In the current (December 30) issue of The Nation there is a brilliant piece of writing about a brilliant man writing about a brilliant generation of queers, and you'll feel brilliant if you read it. Richard Kim writes about Douglas Crimp writing about AIDS activists, but unfortunately this particular article is not available online, so I can't link anything here.
Well, they can use your money, and the $2.95 will be money well spent. Better yet, on the basis of Kim's review, you and I should probably both spring for Crimp's book itself.
It is this expansive vision that has guided all of Crimp's work on AIDS, and thus, read end-to-end, Crimp's essays are more than individual polemics: They present a counterhistory of the AIDS epidemic.
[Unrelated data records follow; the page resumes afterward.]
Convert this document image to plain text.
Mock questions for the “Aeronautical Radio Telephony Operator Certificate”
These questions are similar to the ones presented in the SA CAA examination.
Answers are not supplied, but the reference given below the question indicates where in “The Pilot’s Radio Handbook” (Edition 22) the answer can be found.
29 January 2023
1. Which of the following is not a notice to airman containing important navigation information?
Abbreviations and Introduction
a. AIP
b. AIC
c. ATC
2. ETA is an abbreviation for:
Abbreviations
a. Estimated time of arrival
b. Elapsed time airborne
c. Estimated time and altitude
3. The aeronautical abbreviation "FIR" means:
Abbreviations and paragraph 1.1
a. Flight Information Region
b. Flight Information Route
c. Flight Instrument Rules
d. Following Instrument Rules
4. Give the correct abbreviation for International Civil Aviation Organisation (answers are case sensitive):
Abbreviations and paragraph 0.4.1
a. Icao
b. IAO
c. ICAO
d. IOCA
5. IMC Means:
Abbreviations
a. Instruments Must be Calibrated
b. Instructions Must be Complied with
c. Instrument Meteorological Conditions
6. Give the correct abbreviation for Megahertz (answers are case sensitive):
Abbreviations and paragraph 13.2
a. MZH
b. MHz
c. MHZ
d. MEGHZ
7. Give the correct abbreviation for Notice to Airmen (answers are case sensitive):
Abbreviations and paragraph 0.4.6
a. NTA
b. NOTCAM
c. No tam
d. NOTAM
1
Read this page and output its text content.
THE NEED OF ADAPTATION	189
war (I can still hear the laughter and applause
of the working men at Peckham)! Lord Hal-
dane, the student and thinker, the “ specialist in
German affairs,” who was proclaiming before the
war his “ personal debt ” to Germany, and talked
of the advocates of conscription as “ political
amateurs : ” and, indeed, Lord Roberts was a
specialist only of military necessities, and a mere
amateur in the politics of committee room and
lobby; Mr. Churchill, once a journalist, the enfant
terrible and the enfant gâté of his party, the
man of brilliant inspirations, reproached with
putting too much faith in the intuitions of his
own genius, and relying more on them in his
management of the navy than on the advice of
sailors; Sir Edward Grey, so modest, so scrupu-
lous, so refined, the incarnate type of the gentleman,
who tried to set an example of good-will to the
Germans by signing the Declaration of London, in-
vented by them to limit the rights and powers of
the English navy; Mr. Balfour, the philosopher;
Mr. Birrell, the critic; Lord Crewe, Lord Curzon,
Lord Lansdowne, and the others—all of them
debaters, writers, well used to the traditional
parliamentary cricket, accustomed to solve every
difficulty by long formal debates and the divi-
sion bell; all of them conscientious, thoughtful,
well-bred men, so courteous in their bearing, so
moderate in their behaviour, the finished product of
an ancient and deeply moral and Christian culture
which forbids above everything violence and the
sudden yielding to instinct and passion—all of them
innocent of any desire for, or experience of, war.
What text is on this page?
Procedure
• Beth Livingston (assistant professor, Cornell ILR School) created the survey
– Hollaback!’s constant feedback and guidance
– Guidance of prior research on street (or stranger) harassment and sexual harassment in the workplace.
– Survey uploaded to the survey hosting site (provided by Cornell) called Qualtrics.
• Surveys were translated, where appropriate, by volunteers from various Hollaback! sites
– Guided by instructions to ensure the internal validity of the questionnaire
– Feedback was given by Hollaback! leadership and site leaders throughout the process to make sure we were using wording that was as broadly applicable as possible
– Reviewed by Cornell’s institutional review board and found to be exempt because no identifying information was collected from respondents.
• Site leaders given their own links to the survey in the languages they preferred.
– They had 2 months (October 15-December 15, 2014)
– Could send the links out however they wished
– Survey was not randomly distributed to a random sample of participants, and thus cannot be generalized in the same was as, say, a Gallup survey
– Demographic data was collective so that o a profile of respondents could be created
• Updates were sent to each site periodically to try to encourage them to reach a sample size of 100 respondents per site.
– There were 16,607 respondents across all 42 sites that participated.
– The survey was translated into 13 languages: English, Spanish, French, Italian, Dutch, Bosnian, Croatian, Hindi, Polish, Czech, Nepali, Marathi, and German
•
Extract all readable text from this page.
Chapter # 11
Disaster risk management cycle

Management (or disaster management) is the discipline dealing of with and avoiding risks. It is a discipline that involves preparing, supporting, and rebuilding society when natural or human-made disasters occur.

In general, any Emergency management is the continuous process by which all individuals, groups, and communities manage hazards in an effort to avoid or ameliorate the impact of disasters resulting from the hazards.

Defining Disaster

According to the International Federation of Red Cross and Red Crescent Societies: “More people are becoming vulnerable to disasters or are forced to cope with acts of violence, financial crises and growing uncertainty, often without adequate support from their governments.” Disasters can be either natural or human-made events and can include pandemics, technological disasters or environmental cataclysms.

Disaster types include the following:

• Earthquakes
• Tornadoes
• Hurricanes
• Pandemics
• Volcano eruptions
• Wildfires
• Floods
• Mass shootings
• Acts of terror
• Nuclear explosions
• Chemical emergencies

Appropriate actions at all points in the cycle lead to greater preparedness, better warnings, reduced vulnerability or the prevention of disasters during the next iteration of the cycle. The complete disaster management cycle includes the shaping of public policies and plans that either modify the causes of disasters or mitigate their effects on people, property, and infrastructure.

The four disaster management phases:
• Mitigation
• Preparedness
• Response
Throughout, Crimp demonstrates an unflinchingly critical gaze in the face of crisis and a determination to articulate a genuinely humane political vision.The expected villains are attacked in Crimp's essays, but it seems that the real excitement begins when he discusses the self-righteous and moralistic Andrew Sullivan, Gabriel Rotello and Michelangelo Signorile, as he continues to outline the lessons of the past and an assignment for the future.
The task becomes especially treacherous when one takes on sacred cows like Randy Shilts, Larry Kramer and the NAMES Project AIDS quilt, or the deeply ambivalent contradictions within the art and activist worlds from which Crimp writes.Oh oh.